I've often wondered this too. It seems to me that more times than not Paypal freezes an account on a "whim". Almost like they are unsure if they would or wouldn't face legal ramifications later so they just freeze it to be safe. People backlash they unfreeze but at the end of the day they have suffered nothing except people being mad at them...
Because they have agreed to the Ts&Cs which allow PayPal to do this under the relevant circumstances?
While they could potentially argue the circumstances are not correctly interpreted or were not legal to dictate and agree to in the first place (and therefore not enforcible), can they afford the time and legal costs to do so especially given how long Paypal (or other large organisation they are in a similar position with) can afford to let things drag on for?
Paypal enjoys many of the protections of banks (even FDIC insurance), but skirts many of the regulations. Namely, the regulation that it is illegal to withhold your customers money.
Can you point out which regulation actually says that, and how it applies to things that are actually comparable to Paypal, such as a credit card merchant account?

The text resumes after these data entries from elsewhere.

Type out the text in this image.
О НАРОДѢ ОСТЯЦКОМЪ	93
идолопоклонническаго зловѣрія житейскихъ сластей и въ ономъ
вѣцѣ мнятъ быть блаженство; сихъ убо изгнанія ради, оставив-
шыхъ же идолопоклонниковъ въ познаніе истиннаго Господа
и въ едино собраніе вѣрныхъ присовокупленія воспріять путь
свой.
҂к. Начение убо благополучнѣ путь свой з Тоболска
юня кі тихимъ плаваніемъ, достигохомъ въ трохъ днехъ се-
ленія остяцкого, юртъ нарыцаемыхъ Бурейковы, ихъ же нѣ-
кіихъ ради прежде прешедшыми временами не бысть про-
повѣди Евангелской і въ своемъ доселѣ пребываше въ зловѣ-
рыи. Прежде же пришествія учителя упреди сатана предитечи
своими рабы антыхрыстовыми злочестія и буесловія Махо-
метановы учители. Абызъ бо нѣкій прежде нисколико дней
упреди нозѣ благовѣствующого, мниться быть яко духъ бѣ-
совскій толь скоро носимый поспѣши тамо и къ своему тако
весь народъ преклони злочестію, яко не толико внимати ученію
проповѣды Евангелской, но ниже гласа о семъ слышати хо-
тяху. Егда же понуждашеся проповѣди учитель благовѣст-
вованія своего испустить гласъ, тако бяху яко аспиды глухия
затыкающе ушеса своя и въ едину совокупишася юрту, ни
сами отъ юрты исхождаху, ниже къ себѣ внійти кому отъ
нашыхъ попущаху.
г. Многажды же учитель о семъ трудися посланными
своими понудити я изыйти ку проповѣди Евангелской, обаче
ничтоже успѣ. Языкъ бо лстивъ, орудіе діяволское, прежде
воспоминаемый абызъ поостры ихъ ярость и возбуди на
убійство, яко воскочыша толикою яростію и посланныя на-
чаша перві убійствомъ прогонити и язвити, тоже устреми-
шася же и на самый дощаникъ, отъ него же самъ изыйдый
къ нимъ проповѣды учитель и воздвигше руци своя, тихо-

I'd love to see that happen, but I imagine if you read the Terms and Conditions they've got some clause in there that allows them to do this. I wonder if there's anything in there about the duration of the freeze, how long they have until they return the money to its original owners, and whether they have to pay any interest on the money when it's frozen.
I don't really know much about this sort of thing, but I'm guessing that Paypal must be insanely low cost compared to their competitors or something, because I can't imagine anyone deliberately choosing Paypal unless it were really cheap to do so.
And what if they have a clause in their ToC that they are allowed to kill you, are they allowed to kill you then? ...
Paypal is convenient and well known, that's all. They are in fact expensive and extremely unrecommended for anything else than personal low-frequency convenient payments imho.